Like Lucille Ball, I fell foul of the rules around pregnancy and motherhood in the professional world. At my solo show, Rattles and Cherries and a few other films played on a large screen in the gallery space. I was getting a good response. I sold some videos. Then the show was reviewed by a very reputable female art critic. She always came across as a feminist to me and I admired her for that. When the review came out, I was so happy she’d even written about it. I read the review, the last line of which said, “Keep the kid out of the picture.” I found myself questioning feminism, questioning motherhood, questioning the art world. Was feminism defined as being like a man, rather than a woman? According to this critic, a woman who was a mother couldn’t be an artist or a professional or anything but a mother. Like Lucy, I wanted a family and I wanted to make my work. I tried to mix it all together so that would be possible. The art world wasn’t ready for that.
Lucy and Desi renewed my appreciation for the Lucy spirit. Lucille Ball made a show that challenged traditional ways. It helped to liberate women, but it also confirmed that women could have families and make exceptional work. The character of Lucy offered girls a new type of role model. She also gave female performers the permission to be outrageous, silly and wild. In the years that followed my solo show, I opened that trailer door that says “Lucy.” I stepped in. (I never knew it was a bathroom.) I might not be playing Lucy in a biopic, but I’ll carry her spirit with me in all that I do.

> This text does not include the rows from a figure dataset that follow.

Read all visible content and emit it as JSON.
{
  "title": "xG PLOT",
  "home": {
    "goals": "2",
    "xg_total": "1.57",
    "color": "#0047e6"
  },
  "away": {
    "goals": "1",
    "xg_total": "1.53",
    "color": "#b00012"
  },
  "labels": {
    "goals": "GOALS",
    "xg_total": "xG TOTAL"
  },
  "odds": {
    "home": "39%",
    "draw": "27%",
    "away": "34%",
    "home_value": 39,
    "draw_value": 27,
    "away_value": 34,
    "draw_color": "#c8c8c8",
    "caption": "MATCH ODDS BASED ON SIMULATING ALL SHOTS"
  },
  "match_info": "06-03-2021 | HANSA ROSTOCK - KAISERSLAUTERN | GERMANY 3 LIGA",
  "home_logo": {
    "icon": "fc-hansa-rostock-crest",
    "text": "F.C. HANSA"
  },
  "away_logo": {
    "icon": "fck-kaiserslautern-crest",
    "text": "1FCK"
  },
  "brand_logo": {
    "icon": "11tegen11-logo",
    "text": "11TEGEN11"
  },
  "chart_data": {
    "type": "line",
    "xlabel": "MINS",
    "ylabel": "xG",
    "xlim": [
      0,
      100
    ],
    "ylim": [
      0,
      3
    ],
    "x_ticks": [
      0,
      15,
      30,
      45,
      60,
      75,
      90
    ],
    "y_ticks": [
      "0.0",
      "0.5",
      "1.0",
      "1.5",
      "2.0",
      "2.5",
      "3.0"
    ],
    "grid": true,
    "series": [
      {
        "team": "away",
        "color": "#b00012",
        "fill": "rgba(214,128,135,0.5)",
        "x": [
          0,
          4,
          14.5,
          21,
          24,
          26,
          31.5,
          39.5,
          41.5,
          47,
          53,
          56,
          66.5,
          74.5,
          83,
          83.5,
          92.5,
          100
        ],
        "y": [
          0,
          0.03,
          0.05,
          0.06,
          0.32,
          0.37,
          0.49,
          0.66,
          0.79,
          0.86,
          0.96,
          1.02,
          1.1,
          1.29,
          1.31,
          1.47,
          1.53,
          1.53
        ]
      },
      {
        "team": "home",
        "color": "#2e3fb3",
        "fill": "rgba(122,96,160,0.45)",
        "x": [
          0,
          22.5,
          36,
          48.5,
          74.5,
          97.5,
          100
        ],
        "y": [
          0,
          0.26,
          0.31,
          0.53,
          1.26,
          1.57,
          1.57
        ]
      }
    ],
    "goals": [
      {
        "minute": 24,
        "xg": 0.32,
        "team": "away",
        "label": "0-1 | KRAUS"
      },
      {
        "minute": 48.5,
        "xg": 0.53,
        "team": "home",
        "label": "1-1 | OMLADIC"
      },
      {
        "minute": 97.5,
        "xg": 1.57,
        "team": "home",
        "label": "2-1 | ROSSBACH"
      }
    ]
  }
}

In Lucy and Desi, Lucille Ball says: “How do you make a star? You don’t necessarily go out and find someone wearing a sweater sitting in a soda fountain. That’s a Cinderella story. I prefer to find a trooper, people who know what to do when they’re given a great opportunity and they don’t take advantage take advantage take advantage. Show business means that the show must go on. The show comes first, instead of your personality. All of these things can be applied at home just as easily as it can to your work and it’s something I would like to expand on later.” I feel like the “later” is now, as so many women become professionals but still want to be mothers. It does take a trooper to stay the course. I try to be a trooper both in my art work and with my family. We can’t give up. Our show must go on!